Unfortunately I have never had kids but I do know quite a lot about them having been one myself, some may argue that I still am at heart, and having listened to the endless stories from parents about their own offspring.

It seems to me that there are a number of times during the lives of children that parents find challenging, Christmas, first day at school, first job, etc etc. But the one that strikes me now is the one about letting your kids “Go” so that they can learn to grow and become whole. You hear so many stores about parents not being able to let go or becoming over protective all to the detriment of the child.

I guess on some levels I get that, we probably all can because we have all had something in our lives however small that we don’t want to let go of, even when we know that it’s the best thing. Right now I am struggling to beat the letting go syndrome of others, let me explain…
Every Peer Support Group that I have spoken to directly has been incredibly enthusiastic about Expert Link, they want to be a part of it and they want to see it grow. They are keen to be involved at these early stages so that they can be a part of the process that sets the values and principles of Expert Link, which is great.

Perhaps through naivety or wanting to take Service Providers along on this journey of growth I have been trying to contact PSG’s through the services that facilitate or host them and unfortunately it hasn’t been easy.

There are a number of different responses that I am getting, the first is “sounds Ok but can you send us something through so that we can have a meeting to decide whether it is something that we want to get involved in..” This is great gate keeping but surely it is the PSG who need to be deciding if THEY want to be involved and not you their host.
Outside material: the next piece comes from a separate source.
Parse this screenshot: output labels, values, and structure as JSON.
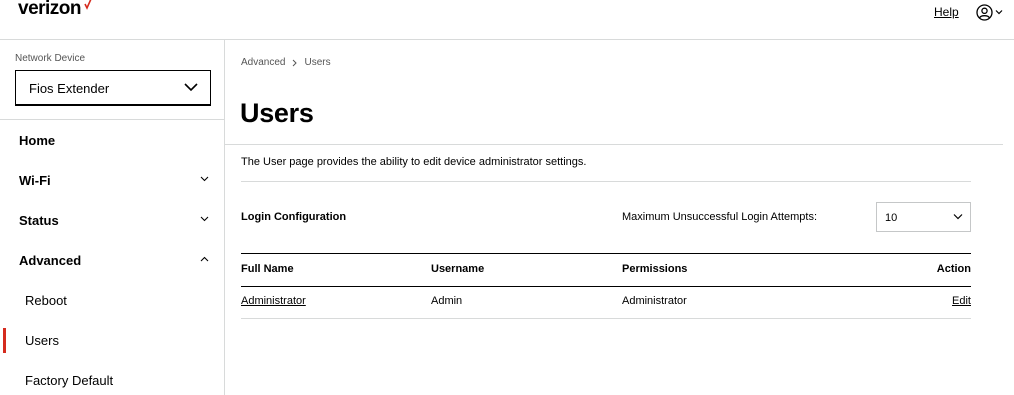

Another is “great… sounds good…. Well done David… Blah Blah… and of course we will let you know”, and I am still waiting. There could be a number of reasons why, but ultimately if they wanted to see the PSG they host become involved they could and would.

Ironically it is the groups where the host have let go and allowed them to make mistakes as they develop that have the strongest groups. They have matured into well-formed groups that can make decisions about their future without the parents (hosts) and have learnt to use the skills and tools that they have to mutual benefit which is so empowering.

All of this could be wrong of course, and all those wonderful providers and hosts out there could have a multitude of very reasonable explanations as to why they appear to be suffering from that terrible affliction “not letting go syndrome”. I may also be right and if I am can I encourage you “parents” out there to shake this syndrome off and let go, because once you do you will be able to watch your kids grow and become empowered and just thing how satisfying that will be.